After all the fuss about the Little Black Dress in Ariadne auf Naxos, I have to report that said dress is a long-sleeved, ankle-length, opaque and voluminous gown. Flatteringly cut for best cleavage effect, but still not precisely 'little'.
Apart from that, the opera, which we saw last night, was a marvel from start to finish. It was the last performance in the run - sorry, but it was the only one for which hubby was free (some of us get in trouble if we go to operas by his great-granddad's cards buddy without him). Deborah Voigt's natural radiance and beauty shone out; and when she lets rip on those top notes Covent Garden floats several hundred metres into the air; if she sounded a tad less secure in the lower registers, frankly I am not complaining. (She wasn't matched by her tenor, not remotely, and frankly I am complaining about that...see Tosca comments, back to front as it were).

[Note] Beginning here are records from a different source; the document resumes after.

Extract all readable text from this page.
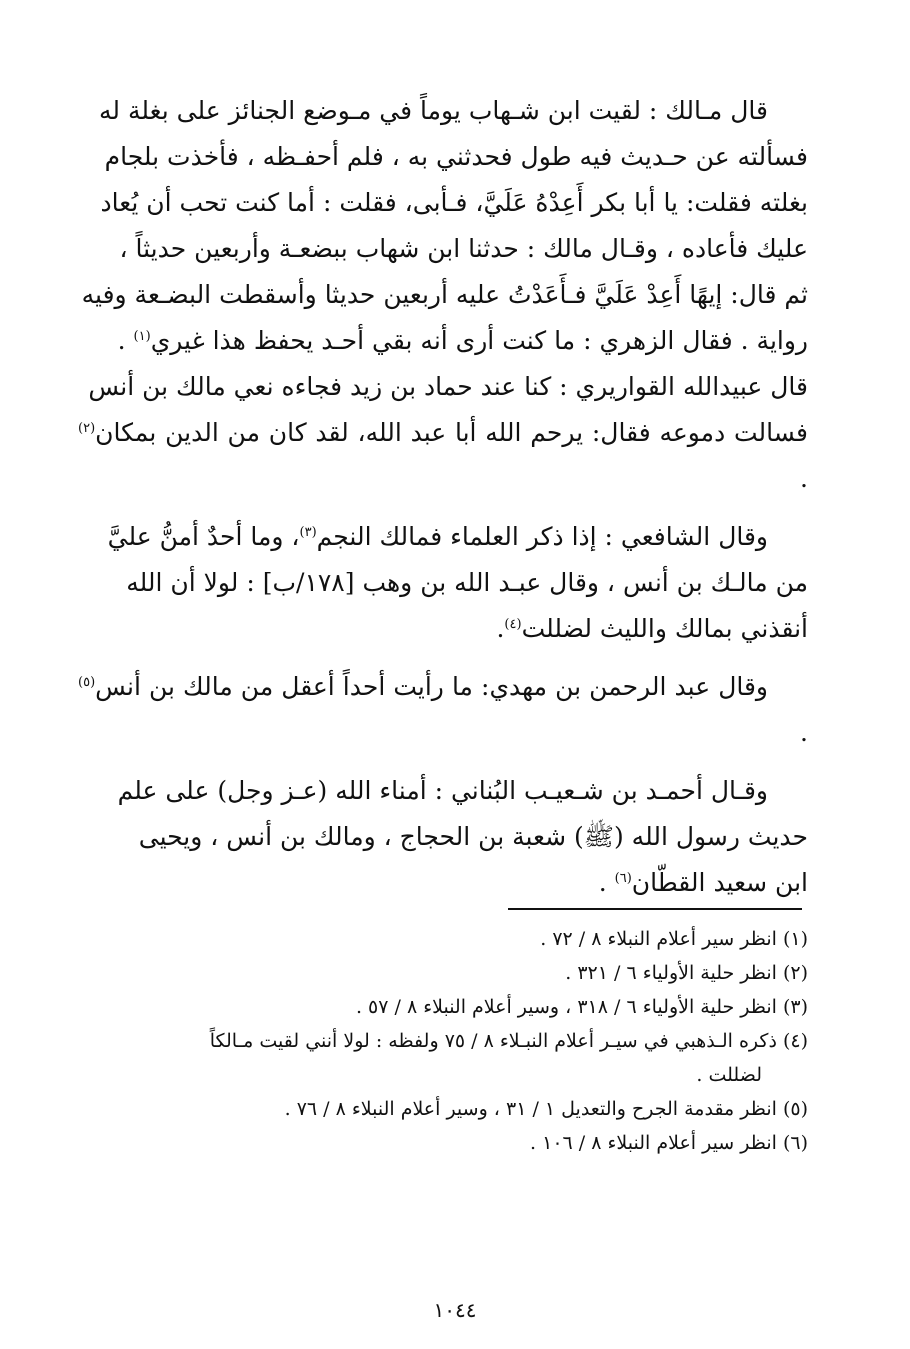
قال مـالك : لقيت ابن شـهاب يوماً في مـوضع الجنائز على بغلة له
فسألته عن حـديث فيه طول فحدثني به ، فلم أحفـظه ، فأخذت بلجام
بغلته فقلت: يا أبا بكر أَعِدْهُ عَلَيَّ، فـأبى، فقلت : أما كنت تحب أن يُعاد
عليك فأعاده ، وقـال مالك : حدثنا ابن شهاب ببضعـة وأربعين حديثاً ،
ثم قال: إيهًا أَعِدْ عَلَيَّ فـأَعَدْتُ عليه أربعين حديثا وأسقطت البضـعة وفيه
رواية . فقال الزهري : ما كنت أرى أنه بقي أحـد يحفظ هذا غيري$^{(١)}$ .

قال عبيدالله القواريري : كنا عند حماد بن زيد فجاءه نعي مالك بن أنس
فسالت دموعه فقال: يرحم الله أبا عبد الله، لقد كان من الدين بمكان$^{(٢)}$ .

وقال الشافعي : إذا ذكر العلماء فمالك النجم$^{(٣)}$، وما أحدٌ أمنُّ عليَّ
من مالـك بن أنس ، وقال عبـد الله بن وهب [١٧٨/ب] : لولا أن الله
أنقذني بمالك والليث لضللت$^{(٤)}$.

وقال عبد الرحمن بن مهدي: ما رأيت أحداً أعقل من مالك بن أنس$^{(٥)}$ .

وقـال أحمـد بن شـعيـب البُناني : أمناء الله (عـز وجل) على علم
حديث رسول الله (ﷺ) شعبة بن الحجاج ، ومالك بن أنس ، ويحيى
ابن سعيد القطّان$^{(٦)}$ .

(١) انظر سير أعلام النبلاء ٨ / ٧٢ .

(٢) انظر حلية الأولياء ٦ / ٣٢١ .

(٣) انظر حلية الأولياء ٦ / ٣١٨ ، وسير أعلام النبلاء ٨ / ٥٧ .

(٤) ذكره الـذهبي في سيـر أعلام النبـلاء ٨ / ٧٥ ولفظه : لولا أنني لقيت مـالكاً

لضللت .

(٥) انظر مقدمة الجرح والتعديل ١ / ٣١ ، وسير أعلام النبلاء ٨ / ٧٦ .

(٦) انظر سير أعلام النبلاء ٨ / ١٠٦ .

١٠٤٤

The rest of the cast was a knockout. Gillian Keith as Zerbinetta, a cross between Twiggy and the Queen of the Night, cast a silvery legato that wouldn't have disgraced an ondes martenot; every last decoration proved an expression of her daffy and vulnerable character. Thomas Allen made the very most of the Music Master, suggesting unspoken hidden depths to the personality as well as out-tenoring the tenor; best of all, to my ears, was the mezzo Kristine Jepson as The Composer, her flights of fantasy a source of magic to the Act 1 ragbag of characters, but her voice a revelation to those of us out front, a soaring, creamy Straussian that we'll run back to hear anytime we can. Oktavian, please! Special applause to luscious solo violin Vassko Vassiliev and SIR Mark Elder down t'pit. (Yes, Mark Elder got a knighthood. No, Vernon Handley didn't...)
A couple of passing thoughts. First, Hoffmansthal's letter to Strauss that is quoted in the programme should cause some raised eyebrows today - all that stuff about 'high' and 'low' understanding and how the two performing troupes are so far apart in this respect that they'll never understand each other; reading it, one feels he holds Zerbinetta and co in some contempt. Yet the opera comes across with wit, sympathy and tenderness to all, each side's viewpoint beautifully balancing the other and sparking perfect ironies. Intriguing.
Secondly, when Korngold wrote the final duet of Heliane, it would seem he was actually trying to write the final duet of Ariadne. He must have identified with Act I of this opera like the blazes, and he'd have been an impressionable teenage prodigy when it first appeared. He threw the line about preferring to throw his work into the fire at Strauss himself once - it won his battle, whatever it was (there were many). There you go.
The Tomcat is justifiably proud of his great-granddad's pal. In this household, one can't help remembering the family legend about the time they all went out to dinner in Bavaria and Mrs Strauss threw a tantrum when her choice of main course was not available and the waiter offered her an alternative of char (in German, Saibling, a kind of trout): "I don't want that bloody fish!" she shouted.